I have simulated three data sets of 20M points each for testing LR with binary response variables with very rare events:
1) Two continuous effects: Beta0=12, beta1=1 and Beta2=1. X1 is Normal (-0.8, .25) and X2 is -ABS[Normal (0,5)]. (Each of the two variables increases the probability of the event, depending upon the value of the variable.) In this case there are about 711,000 positive events in 20M samples. Upon running LR, I get fairly good estimates of the three betas: b0 = 12.003, b1=1.005,b2=0.99996. RSquare(U)=0.623, AICc = 2,314,760 and BIC=2,314,804. The ROC AUC=0.97835.
2) The second data set has one continuous and one categorical effect. For this data, I replace the second continuous variable in the first data set with a binary variable occurring with probability 0.05 and a Beta2 = -2. This data contains just 394 events in the total of 20M samples. Upon running LR, the estimates are : b0 = 11.0988, b1=1.184, b2=-1.01. RSquare(U)=0.0283, AICc = 9,068 and BIC=9,112. The ROC with AUC = 0.68. So, while the Beta0 and Beta1 estimates are reasonable, estimate of Beta2 for the nominal variable appears to be half the true value.

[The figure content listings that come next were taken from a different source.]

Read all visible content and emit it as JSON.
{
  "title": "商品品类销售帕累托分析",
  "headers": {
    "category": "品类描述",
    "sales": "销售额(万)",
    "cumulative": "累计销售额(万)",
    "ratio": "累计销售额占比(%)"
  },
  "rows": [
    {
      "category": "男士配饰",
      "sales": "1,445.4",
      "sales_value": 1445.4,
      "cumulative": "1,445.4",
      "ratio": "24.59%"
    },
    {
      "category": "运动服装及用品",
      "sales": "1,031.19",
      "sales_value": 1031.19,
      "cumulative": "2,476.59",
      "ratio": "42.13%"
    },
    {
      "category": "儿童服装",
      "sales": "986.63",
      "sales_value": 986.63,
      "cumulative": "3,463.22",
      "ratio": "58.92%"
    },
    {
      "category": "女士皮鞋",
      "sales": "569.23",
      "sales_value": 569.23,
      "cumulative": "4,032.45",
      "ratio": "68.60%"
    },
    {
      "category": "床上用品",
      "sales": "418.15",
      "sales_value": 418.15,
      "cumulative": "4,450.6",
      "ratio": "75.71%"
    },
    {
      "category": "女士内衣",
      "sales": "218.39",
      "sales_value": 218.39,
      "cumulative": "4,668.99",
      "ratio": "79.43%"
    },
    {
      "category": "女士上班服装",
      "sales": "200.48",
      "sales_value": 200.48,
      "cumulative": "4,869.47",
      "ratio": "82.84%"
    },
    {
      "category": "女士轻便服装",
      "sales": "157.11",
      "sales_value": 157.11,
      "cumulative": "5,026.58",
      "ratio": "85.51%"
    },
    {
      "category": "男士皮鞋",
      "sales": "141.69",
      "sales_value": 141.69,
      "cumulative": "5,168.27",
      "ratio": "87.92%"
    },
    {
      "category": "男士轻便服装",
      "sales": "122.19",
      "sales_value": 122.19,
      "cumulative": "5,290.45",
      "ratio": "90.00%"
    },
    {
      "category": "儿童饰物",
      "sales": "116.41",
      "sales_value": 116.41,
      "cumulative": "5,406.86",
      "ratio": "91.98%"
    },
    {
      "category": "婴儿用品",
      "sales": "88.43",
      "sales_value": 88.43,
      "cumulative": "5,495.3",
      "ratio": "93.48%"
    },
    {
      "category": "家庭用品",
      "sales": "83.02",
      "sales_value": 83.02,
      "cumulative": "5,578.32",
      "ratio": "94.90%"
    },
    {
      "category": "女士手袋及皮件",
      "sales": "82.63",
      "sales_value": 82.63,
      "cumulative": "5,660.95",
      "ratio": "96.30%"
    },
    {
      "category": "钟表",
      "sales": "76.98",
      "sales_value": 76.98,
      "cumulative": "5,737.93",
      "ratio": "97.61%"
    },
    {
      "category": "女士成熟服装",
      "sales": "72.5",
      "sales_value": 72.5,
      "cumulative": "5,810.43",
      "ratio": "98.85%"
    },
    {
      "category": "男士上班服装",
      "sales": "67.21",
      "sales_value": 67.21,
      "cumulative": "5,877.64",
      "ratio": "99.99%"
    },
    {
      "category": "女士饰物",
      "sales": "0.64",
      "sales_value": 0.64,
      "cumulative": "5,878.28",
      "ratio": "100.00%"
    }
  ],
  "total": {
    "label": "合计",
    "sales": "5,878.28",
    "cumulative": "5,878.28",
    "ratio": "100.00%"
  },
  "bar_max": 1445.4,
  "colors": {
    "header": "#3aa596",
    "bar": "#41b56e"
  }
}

3) To generate the third data set I use both effects as binomially generated binary variables. I replace one continuous variable in the first data set with a binary variable occurring with probability 0.05 and a Beta2 = -2. I replace the second continuous variable with another binomially generated random variable with probability 0.1 and Beta = -1. This data contains just 165 events in the total of 20M samples. Upon running LR, the estimated parameter values are: b0 = 10.582, b1 = - 1.14, b2 = - 0.512. RSquare(U)=0.0384, AICc = 4,038 and BIC=4,082. The ROC AUC=0.6756. So, while the Beta0 estimate is reasonable, estimates of Beta1 and Beta2 for both nominal variables appears to be half the true value
What am I missing here? Why should the estimates of coefficients of categorical variables be half their true values?
My next tests are going to be with under-sampling the non-events and then applying the under-sampling correction to the Beta0. But, first I would like to understand the estimates generated by LR in JMP. Any suggestions or clarification would be greatly appreciated.